Discover New Methods for Dealing with High-Dimensional Data

A sparse statistical model has only a small number of nonzero parameters or weights; therefore, it is much easier to estimate and interpret than a dense model. Statistical Learning with Sparsity: The Lasso and Generalizations presents methods that exploit sparsity to help recover the underlying signal in a set of data.

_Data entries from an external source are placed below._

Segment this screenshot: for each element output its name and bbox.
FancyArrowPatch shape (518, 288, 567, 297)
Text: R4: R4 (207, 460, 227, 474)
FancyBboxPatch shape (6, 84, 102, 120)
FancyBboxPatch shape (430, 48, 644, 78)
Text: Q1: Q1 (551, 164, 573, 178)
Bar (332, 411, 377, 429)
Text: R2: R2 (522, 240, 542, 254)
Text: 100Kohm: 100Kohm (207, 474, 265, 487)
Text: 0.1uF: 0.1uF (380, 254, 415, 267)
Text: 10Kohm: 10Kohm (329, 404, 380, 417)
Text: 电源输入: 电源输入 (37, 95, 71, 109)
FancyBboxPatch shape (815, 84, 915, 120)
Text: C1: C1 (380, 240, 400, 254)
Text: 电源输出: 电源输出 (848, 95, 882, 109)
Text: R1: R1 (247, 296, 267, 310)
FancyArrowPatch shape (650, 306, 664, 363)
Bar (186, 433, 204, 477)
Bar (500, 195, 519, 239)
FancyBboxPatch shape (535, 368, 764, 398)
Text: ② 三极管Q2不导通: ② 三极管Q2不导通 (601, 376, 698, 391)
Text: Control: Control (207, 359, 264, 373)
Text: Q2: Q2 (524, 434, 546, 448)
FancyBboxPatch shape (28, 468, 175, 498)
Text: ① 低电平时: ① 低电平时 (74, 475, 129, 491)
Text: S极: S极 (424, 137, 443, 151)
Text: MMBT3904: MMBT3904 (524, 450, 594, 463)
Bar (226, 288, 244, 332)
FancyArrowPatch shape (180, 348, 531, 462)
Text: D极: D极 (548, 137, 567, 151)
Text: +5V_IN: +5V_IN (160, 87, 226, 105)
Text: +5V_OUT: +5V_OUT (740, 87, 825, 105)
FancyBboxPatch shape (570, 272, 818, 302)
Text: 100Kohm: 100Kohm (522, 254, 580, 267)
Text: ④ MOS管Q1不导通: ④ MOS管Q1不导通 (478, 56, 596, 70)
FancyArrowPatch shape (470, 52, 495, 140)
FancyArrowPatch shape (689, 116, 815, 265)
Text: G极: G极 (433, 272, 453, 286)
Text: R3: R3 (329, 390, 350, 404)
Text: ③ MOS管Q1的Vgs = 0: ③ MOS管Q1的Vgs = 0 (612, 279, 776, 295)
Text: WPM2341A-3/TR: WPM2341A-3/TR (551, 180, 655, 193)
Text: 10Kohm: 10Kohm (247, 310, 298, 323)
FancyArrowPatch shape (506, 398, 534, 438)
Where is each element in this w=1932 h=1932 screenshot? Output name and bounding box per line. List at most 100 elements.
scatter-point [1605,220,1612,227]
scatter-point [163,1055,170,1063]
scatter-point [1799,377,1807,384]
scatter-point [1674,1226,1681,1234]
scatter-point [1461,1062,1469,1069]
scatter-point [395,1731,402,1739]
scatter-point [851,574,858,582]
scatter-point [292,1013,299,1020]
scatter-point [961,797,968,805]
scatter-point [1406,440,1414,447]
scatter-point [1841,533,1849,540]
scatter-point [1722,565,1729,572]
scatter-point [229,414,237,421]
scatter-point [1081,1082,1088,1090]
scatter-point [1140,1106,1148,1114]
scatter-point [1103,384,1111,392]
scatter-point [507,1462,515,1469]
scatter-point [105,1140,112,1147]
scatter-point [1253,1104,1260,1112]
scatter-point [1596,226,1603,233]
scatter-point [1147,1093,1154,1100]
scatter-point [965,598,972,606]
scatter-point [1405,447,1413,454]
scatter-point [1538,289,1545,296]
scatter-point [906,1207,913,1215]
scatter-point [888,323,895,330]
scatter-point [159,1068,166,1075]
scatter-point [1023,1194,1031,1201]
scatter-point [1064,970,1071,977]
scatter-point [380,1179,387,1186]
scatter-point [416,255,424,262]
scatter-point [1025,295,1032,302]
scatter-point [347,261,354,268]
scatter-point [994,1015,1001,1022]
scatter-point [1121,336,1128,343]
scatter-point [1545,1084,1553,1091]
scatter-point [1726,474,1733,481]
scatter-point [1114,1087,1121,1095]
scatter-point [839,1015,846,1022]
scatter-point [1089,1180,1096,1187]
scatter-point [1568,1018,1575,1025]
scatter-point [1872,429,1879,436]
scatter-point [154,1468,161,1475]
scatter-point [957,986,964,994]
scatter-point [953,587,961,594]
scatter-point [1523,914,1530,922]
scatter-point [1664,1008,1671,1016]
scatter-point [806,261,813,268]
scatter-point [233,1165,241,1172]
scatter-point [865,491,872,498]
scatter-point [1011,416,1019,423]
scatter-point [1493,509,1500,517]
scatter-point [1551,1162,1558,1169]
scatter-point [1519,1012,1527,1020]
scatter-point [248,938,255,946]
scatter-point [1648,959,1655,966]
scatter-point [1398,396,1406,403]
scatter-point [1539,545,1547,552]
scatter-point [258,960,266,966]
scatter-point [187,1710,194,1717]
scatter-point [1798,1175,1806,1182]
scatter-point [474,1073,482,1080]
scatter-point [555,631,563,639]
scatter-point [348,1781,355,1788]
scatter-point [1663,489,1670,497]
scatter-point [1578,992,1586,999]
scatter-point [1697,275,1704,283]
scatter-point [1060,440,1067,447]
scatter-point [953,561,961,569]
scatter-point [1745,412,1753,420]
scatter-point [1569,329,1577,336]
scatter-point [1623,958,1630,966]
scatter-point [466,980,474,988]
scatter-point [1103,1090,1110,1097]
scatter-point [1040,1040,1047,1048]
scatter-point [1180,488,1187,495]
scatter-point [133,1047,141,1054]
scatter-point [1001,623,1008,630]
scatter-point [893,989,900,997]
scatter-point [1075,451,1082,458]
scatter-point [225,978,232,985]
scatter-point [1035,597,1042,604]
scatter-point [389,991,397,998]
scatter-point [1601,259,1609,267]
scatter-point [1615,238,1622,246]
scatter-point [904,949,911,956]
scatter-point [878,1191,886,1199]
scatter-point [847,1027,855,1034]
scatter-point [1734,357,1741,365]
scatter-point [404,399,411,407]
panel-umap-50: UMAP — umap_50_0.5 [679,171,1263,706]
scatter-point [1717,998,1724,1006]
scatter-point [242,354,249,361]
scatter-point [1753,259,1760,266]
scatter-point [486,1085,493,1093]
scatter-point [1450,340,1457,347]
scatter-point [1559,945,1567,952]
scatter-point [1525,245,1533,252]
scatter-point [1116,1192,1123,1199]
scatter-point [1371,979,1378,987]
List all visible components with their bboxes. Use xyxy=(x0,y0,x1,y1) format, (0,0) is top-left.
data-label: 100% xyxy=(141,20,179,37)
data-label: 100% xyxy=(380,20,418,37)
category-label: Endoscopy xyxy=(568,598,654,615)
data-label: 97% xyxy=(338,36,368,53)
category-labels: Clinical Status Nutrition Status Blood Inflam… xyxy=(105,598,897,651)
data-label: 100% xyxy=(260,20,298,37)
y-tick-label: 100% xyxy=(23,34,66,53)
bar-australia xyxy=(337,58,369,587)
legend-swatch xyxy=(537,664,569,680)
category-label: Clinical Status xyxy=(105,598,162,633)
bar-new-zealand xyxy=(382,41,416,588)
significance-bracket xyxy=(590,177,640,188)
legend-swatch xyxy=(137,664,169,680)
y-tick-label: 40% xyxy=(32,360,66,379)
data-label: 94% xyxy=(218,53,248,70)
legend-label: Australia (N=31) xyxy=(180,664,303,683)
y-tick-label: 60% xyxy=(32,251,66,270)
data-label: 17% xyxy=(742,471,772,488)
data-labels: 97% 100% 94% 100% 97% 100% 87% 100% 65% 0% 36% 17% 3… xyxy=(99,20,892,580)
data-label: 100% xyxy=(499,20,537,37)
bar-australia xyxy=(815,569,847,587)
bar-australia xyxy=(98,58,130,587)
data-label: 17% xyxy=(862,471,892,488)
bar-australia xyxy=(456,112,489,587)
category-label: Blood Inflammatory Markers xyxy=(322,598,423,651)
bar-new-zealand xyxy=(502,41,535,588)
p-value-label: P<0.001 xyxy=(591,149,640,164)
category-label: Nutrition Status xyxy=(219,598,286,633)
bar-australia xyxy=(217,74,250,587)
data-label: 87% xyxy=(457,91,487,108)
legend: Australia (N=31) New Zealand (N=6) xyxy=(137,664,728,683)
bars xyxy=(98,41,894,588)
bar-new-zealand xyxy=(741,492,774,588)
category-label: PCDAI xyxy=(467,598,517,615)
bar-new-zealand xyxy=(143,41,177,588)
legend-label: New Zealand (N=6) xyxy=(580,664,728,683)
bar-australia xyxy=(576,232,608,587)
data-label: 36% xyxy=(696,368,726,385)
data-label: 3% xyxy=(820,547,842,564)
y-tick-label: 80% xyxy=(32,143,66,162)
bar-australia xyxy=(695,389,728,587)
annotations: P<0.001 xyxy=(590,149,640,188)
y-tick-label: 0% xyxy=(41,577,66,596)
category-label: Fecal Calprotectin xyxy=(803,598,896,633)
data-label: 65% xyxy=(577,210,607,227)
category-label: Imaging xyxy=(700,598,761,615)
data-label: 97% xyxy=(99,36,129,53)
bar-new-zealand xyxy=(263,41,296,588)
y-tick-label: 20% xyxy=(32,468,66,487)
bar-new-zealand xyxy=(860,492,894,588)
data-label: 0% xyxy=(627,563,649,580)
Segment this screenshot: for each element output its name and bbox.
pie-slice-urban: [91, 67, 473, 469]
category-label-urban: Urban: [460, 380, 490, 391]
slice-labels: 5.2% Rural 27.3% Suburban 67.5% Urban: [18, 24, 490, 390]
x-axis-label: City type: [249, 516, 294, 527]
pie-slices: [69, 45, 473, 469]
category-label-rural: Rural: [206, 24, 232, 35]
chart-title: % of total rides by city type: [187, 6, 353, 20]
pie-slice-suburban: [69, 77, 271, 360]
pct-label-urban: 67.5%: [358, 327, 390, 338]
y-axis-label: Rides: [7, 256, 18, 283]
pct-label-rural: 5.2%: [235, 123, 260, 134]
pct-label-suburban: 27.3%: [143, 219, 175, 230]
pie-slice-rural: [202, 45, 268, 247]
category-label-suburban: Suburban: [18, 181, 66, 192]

Top experts in this rapidly evolving field, the authors describe the lasso for linear regression and a simple coordinate descent algorithm for its computation. They discuss the application of 1 penalties to generalized linear models and support vector machines, cover generalized penalties such as the elastic net and group lasso, and review numerical methods for optimization. They also present statistical inference methods for fitted (lasso) models, including the bootstrap, Bayesian methods, and recently developed approaches. In addition, the book examines matrix decomposition, sparse multivariate analysis, graphical models, and compressed sensing. It concludes with a survey of theoretical results for the lasso.

In this age of big data, the number of features measured on a person or object can be large and might be larger than the number of observations. This book shows how the sparsity assumption allows us to tackle these problems and extract useful and reproducible patterns from big datasets. Data analysts, computer scientists, and theorists will appreciate this thorough and up-to-date treatment of sparse statistical modeling.